In other words, physics, not chemistry, is what makes it water repellent. Theoretically, that means the technique could transform even the most water-sopping materials – say, sponges – into water-shedding ones. It also means that Sigmund’s surfaces need never slough off dangerous chemicals. Provided the surface material itself is made safe, making it water repellent introduces no new risks.
Although he hasn’t published the research yet, Sigmund said a variation of the surface also repels oil, a first for the industry.
Sigmund said making the water or oil-repelling surfaces involves applying a hole-filled membrane to a polymer, heating the two, and then peeling off the membrane. Made gooey by the heat, the polymer comes out of the holes in the desired thin, randomly sized fibers.
While inexpensive, it is hard to produce successful surfaces with great reliability, and different techniques need to be developed to make the surfaces in commercially available quantities and size, Sigmund said. Also, he said, more research is needed to make the surfaces hardy and resistant to damage.

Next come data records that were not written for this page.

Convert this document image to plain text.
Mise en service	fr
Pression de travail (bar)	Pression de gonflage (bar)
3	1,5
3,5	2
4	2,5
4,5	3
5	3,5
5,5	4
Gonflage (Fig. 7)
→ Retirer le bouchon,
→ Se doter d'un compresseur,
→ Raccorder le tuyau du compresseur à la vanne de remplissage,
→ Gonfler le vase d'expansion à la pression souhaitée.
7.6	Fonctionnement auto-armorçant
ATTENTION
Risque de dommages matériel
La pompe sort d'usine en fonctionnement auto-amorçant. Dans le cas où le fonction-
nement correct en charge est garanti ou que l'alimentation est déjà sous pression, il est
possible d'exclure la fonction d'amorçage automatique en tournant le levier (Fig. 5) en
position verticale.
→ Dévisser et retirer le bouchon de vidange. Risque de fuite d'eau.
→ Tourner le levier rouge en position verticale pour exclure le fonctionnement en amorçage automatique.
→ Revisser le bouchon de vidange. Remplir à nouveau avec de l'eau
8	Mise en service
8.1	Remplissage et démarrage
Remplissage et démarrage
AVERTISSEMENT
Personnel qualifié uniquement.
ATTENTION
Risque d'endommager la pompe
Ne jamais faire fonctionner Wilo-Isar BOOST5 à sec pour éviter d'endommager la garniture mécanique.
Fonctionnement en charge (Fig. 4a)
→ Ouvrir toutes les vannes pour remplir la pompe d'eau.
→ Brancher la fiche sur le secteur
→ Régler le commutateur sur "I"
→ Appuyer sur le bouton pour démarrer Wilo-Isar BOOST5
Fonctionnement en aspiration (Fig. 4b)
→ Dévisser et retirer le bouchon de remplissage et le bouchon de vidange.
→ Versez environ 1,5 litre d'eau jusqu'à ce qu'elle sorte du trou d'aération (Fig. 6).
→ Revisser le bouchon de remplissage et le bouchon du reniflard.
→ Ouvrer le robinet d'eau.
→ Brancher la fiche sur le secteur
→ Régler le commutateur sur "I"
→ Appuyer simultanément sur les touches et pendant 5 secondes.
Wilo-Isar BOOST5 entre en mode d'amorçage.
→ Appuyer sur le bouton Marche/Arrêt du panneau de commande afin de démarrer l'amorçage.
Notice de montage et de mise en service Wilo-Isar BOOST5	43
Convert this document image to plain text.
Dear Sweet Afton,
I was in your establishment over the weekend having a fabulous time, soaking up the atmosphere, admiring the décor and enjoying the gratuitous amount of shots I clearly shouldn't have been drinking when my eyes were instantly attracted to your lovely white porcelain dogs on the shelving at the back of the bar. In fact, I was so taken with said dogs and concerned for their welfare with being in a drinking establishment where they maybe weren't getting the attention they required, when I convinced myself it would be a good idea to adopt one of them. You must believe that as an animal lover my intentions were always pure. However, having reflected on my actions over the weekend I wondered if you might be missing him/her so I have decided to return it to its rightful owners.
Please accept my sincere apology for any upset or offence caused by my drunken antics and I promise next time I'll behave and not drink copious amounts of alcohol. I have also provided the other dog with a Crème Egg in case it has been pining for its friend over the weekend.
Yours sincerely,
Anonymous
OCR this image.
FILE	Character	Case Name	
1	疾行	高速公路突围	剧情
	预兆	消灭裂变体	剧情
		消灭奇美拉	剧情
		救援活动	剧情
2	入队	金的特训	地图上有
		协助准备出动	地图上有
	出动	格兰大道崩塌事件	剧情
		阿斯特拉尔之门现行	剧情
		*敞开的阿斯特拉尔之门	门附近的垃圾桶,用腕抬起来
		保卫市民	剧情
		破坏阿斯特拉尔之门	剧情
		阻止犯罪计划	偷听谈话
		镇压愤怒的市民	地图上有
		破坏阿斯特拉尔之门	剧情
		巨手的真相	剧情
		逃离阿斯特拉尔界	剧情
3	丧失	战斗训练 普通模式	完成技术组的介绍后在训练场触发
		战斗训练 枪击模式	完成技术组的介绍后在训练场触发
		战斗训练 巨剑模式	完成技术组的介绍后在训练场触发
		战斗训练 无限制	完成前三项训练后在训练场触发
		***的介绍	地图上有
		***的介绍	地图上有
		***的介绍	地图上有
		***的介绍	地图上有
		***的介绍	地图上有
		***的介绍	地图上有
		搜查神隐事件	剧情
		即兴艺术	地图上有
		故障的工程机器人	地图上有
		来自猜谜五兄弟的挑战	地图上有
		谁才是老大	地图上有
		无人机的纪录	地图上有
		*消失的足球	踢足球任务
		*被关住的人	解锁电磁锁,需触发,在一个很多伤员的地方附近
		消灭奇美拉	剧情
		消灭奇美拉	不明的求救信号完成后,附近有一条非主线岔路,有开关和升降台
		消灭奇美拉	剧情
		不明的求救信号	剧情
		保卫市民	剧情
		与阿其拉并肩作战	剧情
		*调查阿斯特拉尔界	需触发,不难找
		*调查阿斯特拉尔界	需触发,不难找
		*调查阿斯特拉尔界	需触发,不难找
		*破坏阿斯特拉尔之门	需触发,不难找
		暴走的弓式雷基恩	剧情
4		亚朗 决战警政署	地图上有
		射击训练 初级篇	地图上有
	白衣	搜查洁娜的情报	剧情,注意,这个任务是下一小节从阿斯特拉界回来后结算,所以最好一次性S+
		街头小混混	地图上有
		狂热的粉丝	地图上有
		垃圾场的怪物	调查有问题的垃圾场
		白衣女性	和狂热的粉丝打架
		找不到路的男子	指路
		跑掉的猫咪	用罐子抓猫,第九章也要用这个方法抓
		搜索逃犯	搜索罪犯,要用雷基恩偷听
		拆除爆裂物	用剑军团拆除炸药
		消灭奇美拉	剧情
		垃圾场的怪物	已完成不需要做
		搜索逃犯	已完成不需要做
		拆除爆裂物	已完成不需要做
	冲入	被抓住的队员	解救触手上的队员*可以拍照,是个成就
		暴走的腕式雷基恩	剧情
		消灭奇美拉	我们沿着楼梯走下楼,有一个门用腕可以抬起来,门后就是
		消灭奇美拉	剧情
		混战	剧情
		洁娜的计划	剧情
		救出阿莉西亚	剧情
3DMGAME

UF patents have already drawn a great deal of industry attention, he said. “We are at the very beginning but there is a lot of interest from industry, because our surface is the first one that relies only on surface features and can repel hot water, cold water, and if we change the chemistry, both oil and water.”
Doctoral student Shu-Hau Hsu and undergraduate Eli Rubin contributed to the research, funded in part by a scholarship from Ohio-based OMNOVA Solutions Foundation.